A further problem is of monozygous pregnancies arising from single embryo transfer. These are clearly unpreventable, but have a very high risk of pregnancy complications. There has been a suggestion these are more common after blastocyst culture and transfer and it is possible that early transfer, such as at cleavage stage, may work better. However, selection of a superior embryo for implantation is more difficult at this stage. New technologies – such as metabolomics of the culture media, continuous imaging of the embryo development and evaluation of microRNA from the embryo – remain to be shown to be valuable.

Other problems remain in reproductive medicine relating to multiple pregnancy. Ovulation induction with clomiphene, letrozole and follicle stimulating hormone (FSH) is still widely practised and unless monitored carefully, can lead to multiple ovulations and increased multiple pregnancy rates. The practice of intrauterine insemination (IUI) using FSH is still used in Australia and there have been several well-publicised cases of women producing more than one fetus on IUI, including one woman who had ten children in two IUI and one IVF pregnancies. In the strong belief that multiple pregnancies are not ideal, many practitioners have virtually abandoned ovulation induction to use IVF, which they believe is better for their patient in terms of speed and reducing the multiple pregnancy rate and, at the same time, is more financially advantageous for clinics. This has led to underskilling of our new trainees in reproductive medicine in ovulation induction, leading to earlier use of IVF than is required if an experienced practitioner had used monitored oral drugs or gonadotrophins instead. Most experienced practitioners of FSH ovulation induction report multiple pregnancies to be around the rates of single embryo IVF.3

Responses to the ‘Octomom’ news ran the gamut: from academic papers and political discussion to salacious stories, and pictures, in the gutter press.
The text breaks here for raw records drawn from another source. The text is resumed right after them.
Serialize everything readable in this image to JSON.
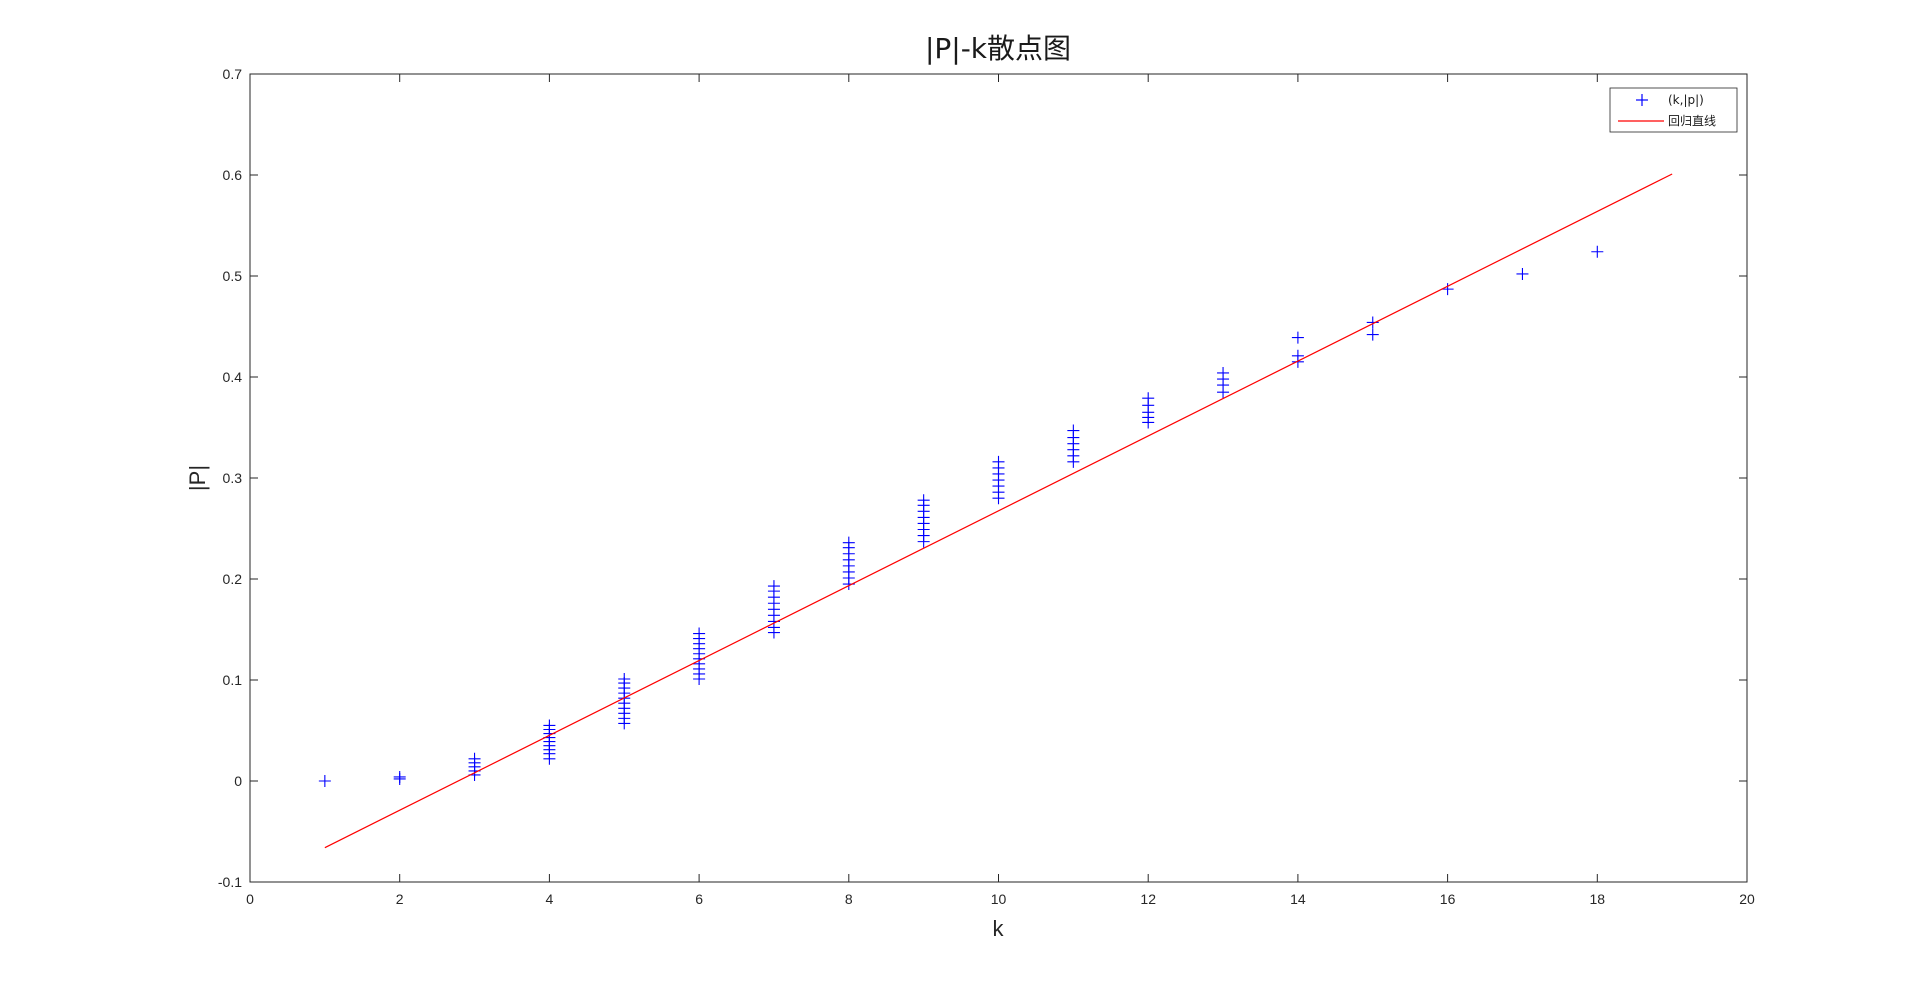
{
  "chart_data": {
    "type": "scatter",
    "title": "|P|-k散点图",
    "xlabel": "k",
    "ylabel": "|P|",
    "xlim": [
      0,
      20
    ],
    "ylim": [
      -0.1,
      0.7
    ],
    "xticks": [
      "0",
      "2",
      "4",
      "6",
      "8",
      "10",
      "12",
      "14",
      "16",
      "18",
      "20"
    ],
    "yticks": [
      "-0.1",
      "0",
      "0.1",
      "0.2",
      "0.3",
      "0.4",
      "0.5",
      "0.6",
      "0.7"
    ],
    "grid": false,
    "legend_position": "top-right",
    "series": [
      {
        "name": "(k,|p|)",
        "type": "scatter",
        "marker": "plus",
        "color": "#0000ff",
        "points": [
          [
            1,
            0.0
          ],
          [
            2,
            0.002
          ],
          [
            2,
            0.004
          ],
          [
            3,
            0.006
          ],
          [
            3,
            0.01
          ],
          [
            3,
            0.014
          ],
          [
            3,
            0.018
          ],
          [
            3,
            0.022
          ],
          [
            4,
            0.022
          ],
          [
            4,
            0.027
          ],
          [
            4,
            0.031
          ],
          [
            4,
            0.035
          ],
          [
            4,
            0.039
          ],
          [
            4,
            0.043
          ],
          [
            4,
            0.047
          ],
          [
            4,
            0.051
          ],
          [
            4,
            0.055
          ],
          [
            5,
            0.057
          ],
          [
            5,
            0.062
          ],
          [
            5,
            0.067
          ],
          [
            5,
            0.072
          ],
          [
            5,
            0.077
          ],
          [
            5,
            0.082
          ],
          [
            5,
            0.087
          ],
          [
            5,
            0.092
          ],
          [
            5,
            0.097
          ],
          [
            5,
            0.101
          ],
          [
            6,
            0.101
          ],
          [
            6,
            0.106
          ],
          [
            6,
            0.111
          ],
          [
            6,
            0.116
          ],
          [
            6,
            0.121
          ],
          [
            6,
            0.126
          ],
          [
            6,
            0.131
          ],
          [
            6,
            0.136
          ],
          [
            6,
            0.141
          ],
          [
            6,
            0.146
          ],
          [
            7,
            0.147
          ],
          [
            7,
            0.152
          ],
          [
            7,
            0.158
          ],
          [
            7,
            0.164
          ],
          [
            7,
            0.17
          ],
          [
            7,
            0.176
          ],
          [
            7,
            0.182
          ],
          [
            7,
            0.188
          ],
          [
            7,
            0.193
          ],
          [
            8,
            0.195
          ],
          [
            8,
            0.201
          ],
          [
            8,
            0.207
          ],
          [
            8,
            0.213
          ],
          [
            8,
            0.219
          ],
          [
            8,
            0.225
          ],
          [
            8,
            0.231
          ],
          [
            8,
            0.236
          ],
          [
            9,
            0.237
          ],
          [
            9,
            0.243
          ],
          [
            9,
            0.249
          ],
          [
            9,
            0.255
          ],
          [
            9,
            0.261
          ],
          [
            9,
            0.267
          ],
          [
            9,
            0.273
          ],
          [
            9,
            0.278
          ],
          [
            10,
            0.28
          ],
          [
            10,
            0.286
          ],
          [
            10,
            0.292
          ],
          [
            10,
            0.298
          ],
          [
            10,
            0.304
          ],
          [
            10,
            0.31
          ],
          [
            10,
            0.316
          ],
          [
            11,
            0.316
          ],
          [
            11,
            0.322
          ],
          [
            11,
            0.328
          ],
          [
            11,
            0.334
          ],
          [
            11,
            0.34
          ],
          [
            11,
            0.347
          ],
          [
            12,
            0.355
          ],
          [
            12,
            0.36
          ],
          [
            12,
            0.365
          ],
          [
            12,
            0.372
          ],
          [
            12,
            0.379
          ],
          [
            13,
            0.385
          ],
          [
            13,
            0.392
          ],
          [
            13,
            0.398
          ],
          [
            13,
            0.404
          ],
          [
            14,
            0.415
          ],
          [
            14,
            0.421
          ],
          [
            14,
            0.439
          ],
          [
            15,
            0.442
          ],
          [
            15,
            0.454
          ],
          [
            16,
            0.487
          ],
          [
            17,
            0.502
          ],
          [
            18,
            0.524
          ]
        ]
      },
      {
        "name": "回归直线",
        "type": "line",
        "color": "#ff0000",
        "points": [
          [
            1,
            -0.066
          ],
          [
            19,
            0.601
          ]
        ]
      }
    ]
  }
}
Australia and New Zealand have led the way in the world in responsible practises in IVF, particularly relating to the use of single embryos. Any unravelling of the financial incentives for patients to practice this will lead to a rise in multiple pregnancy rate and corresponding implications for health costs and safety.

References

  1. Sullivan EA, Wang YA, Hayward I, Chambers GM, Illingworth P, McBain J, et al. Single embryo transfer reduces the risk of perinatal mortality, a population study.
  2. McLernon DJ, Harrild K, Bergh C, Davies, MJ, de Neubourg D, Dumoulin et al. Clinical effectiveness of elective single versus double embryo transfer: meta-analysis of individual patient data from randomised trials. British Medical Journal. 2010; 21 341:c6945.
  3. Norman RJ. ‘Does ovulation induction with follicle-stimulating hormone still have a future in polycystic ovary syndrome? Fertil 2012; 98(3):599.